US immigration hearings to begin
Via BBC News
Republicans are set to open a series of public hearings around the US on the controversial issue of immigration.
Republicans in the House of Representatives are seeking approval for the House’s tough immigration bill in a hearing in San Diego.
But Republican senators have set up their own session in Philadelphia to back a more liberal Senate proposal.
The issue has divided the party, with President George Bush’s vision initially closer to that of the Senate.
However, reports suggest the president is now moving closer to the conservative line.
The decision by Republican House leaders to call public hearings on the issue was seen by many as a serious setback for the president, who has been trying to see a bill passed ahead of mid-term elections in November.
The House and Senate have passed their own contrasting immigration bills, but work to reconcile the two bills is now delayed until the hearings are over.
Both bills seek to tighten border security, but while the Senate bill includes a guest-worker programme and offers illegal immigrants a “path to citizenship”, the House’s “enforcement-only” bill seeks to deport illegal immigrants and make it a felony to remain in the US illegally.
Democrats have dismissed the hearings as political theatre.
Terrorism
Wednesday’s first hearing will take place at a San Diego Border Patrol station.
Reports suggest Republicans will use the hearing to highlight the dangers of terrorists getting across the border and to assess improvements in border security since 11 September 2001.
“My mission is to investigate our border security shortcomings post-9/11,” said Ed Royce, a California Republican and chairman of the House’s International Relations subcommittee on International Terrorism and Non-proliferation which is behind the hearings.
“The problem is that border security has become national security.”
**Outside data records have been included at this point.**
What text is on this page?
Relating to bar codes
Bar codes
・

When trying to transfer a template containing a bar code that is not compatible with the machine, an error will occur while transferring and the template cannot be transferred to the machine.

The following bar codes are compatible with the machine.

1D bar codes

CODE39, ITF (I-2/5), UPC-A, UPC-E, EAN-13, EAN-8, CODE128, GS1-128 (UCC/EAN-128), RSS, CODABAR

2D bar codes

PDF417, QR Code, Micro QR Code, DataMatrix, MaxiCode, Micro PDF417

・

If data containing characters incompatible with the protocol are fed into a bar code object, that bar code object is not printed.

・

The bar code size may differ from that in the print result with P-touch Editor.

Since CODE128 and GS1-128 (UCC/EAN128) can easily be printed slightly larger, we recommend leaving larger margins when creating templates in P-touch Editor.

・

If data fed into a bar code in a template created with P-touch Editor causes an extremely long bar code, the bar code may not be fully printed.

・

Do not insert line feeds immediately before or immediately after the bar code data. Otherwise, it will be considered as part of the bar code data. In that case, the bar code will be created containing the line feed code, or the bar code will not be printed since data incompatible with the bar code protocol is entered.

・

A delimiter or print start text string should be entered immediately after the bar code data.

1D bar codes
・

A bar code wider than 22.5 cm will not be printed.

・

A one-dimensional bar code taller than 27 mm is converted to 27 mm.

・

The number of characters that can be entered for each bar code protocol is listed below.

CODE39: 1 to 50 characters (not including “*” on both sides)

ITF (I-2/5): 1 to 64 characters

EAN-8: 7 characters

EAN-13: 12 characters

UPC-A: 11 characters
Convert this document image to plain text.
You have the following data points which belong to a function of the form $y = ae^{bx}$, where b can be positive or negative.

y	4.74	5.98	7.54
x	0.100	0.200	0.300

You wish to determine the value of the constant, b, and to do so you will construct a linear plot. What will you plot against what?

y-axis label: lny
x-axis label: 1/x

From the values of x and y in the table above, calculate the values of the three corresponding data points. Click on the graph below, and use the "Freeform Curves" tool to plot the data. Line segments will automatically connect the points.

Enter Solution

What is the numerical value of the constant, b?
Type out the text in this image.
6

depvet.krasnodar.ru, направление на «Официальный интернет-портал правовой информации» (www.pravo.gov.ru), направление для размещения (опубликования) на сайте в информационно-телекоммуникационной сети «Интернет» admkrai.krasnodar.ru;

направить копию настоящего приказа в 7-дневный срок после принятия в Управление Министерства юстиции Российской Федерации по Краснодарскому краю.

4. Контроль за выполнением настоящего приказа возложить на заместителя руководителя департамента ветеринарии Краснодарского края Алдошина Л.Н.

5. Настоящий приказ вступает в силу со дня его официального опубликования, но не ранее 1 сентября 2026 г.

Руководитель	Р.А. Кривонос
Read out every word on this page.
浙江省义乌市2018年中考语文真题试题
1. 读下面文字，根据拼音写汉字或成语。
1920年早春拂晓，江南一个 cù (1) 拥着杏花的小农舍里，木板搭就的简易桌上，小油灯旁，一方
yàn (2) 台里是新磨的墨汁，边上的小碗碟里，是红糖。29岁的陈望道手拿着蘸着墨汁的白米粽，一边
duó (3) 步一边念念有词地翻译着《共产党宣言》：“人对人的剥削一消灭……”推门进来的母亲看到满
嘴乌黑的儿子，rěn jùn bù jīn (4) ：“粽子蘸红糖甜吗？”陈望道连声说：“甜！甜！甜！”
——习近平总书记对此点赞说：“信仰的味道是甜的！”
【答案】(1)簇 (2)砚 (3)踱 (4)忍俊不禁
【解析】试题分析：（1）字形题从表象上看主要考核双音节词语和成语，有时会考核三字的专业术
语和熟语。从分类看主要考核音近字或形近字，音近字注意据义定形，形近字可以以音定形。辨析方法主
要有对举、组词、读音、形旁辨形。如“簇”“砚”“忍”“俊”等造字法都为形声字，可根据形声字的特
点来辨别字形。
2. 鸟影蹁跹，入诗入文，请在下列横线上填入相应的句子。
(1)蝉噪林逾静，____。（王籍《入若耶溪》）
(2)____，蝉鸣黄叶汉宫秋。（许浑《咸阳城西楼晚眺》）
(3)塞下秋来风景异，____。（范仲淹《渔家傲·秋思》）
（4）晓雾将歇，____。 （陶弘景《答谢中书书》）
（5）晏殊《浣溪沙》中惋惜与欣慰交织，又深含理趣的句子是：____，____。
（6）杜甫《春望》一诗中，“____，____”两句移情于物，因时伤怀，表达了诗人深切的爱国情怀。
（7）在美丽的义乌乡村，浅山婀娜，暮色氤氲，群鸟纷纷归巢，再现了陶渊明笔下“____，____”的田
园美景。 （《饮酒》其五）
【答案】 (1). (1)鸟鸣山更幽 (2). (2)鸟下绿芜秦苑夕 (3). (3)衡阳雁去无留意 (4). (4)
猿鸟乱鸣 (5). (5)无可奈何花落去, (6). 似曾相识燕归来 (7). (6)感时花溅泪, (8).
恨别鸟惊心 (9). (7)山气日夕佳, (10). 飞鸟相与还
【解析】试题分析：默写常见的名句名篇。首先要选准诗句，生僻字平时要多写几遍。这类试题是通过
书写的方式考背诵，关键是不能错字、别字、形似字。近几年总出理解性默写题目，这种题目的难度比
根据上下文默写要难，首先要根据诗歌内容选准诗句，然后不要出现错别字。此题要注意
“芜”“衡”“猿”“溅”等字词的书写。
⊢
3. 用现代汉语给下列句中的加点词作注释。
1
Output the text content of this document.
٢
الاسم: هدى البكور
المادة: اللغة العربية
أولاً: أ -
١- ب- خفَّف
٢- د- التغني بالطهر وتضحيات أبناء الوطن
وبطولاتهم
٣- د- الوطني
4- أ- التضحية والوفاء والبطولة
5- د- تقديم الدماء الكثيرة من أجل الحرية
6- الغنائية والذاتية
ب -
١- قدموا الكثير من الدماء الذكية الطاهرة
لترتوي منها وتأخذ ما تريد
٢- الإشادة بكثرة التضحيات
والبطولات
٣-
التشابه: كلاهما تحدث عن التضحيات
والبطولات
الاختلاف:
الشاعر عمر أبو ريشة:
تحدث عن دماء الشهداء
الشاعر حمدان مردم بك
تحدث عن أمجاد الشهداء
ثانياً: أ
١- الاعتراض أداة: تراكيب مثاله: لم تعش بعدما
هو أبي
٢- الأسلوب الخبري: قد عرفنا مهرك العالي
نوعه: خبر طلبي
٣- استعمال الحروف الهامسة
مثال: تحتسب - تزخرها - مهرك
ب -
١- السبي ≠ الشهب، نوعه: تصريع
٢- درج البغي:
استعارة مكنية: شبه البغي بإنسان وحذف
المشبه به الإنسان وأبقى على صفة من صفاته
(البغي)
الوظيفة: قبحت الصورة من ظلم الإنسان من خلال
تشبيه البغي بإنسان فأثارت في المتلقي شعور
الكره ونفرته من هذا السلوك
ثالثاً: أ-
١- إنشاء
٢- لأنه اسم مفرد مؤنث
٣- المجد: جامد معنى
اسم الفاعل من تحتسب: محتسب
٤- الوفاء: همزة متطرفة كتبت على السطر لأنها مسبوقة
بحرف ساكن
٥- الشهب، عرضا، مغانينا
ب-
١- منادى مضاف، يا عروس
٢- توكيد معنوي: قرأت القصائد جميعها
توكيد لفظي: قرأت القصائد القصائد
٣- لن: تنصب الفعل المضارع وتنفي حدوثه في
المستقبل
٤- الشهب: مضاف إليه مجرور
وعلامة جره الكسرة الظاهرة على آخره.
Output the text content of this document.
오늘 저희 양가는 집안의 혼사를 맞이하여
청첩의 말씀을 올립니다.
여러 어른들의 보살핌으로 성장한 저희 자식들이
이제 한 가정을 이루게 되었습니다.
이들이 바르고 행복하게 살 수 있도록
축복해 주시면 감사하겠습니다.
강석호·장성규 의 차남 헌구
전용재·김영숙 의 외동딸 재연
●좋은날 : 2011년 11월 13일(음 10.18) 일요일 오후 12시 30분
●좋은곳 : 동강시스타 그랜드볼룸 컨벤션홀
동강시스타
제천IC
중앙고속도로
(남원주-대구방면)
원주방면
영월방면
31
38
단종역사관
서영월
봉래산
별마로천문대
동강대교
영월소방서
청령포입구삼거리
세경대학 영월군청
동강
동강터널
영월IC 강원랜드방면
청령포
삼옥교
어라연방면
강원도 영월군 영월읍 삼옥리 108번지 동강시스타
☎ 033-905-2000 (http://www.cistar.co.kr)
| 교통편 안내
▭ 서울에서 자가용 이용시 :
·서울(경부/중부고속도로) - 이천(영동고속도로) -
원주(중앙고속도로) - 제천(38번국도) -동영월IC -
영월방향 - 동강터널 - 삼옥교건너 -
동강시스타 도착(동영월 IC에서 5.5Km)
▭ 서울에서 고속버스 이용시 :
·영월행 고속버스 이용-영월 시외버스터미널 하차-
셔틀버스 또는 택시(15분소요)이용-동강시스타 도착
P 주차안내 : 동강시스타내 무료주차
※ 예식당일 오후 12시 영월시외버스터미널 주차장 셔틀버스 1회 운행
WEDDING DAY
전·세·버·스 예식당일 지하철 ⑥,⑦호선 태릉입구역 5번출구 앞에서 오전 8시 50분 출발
Another hearing will take place in Laredo, Texas on Friday, and reports suggest Arizona will also host one of the hearings.
Meanwhile, senators have organised their own hearing in Philadelphia on Wednesday to defend the broad scope of the Senate immigration bill.
The hearing will “develop a broader, factual, evidentiary record on the need for the comprehensive bill, which is challenged by quite a number of House members”, said the host of the meeting, Sen Arlen Specter – himself a Pennsylvania Republican.
But the New York Times newspaper reports that President Bush, whose stance on immigration initially appeared to correspond more closely with the Senate bill, is moving closer to a compromise with conservatives on immigration.
It quotes Candi Wolff, White House director of legislative affairs, as saying Mr Bush is considering “triggers” on the immigration bill.
This refers to the idea that the guest-worker and “path to citizenship” schemes which Mr Bush has publicly backed could be introduced only once border-security targets have been met.
This “enforcement-first” approach would bring Mr Bush much closer to the “enforcement-only” measures demanded by his Republican colleagues in the House.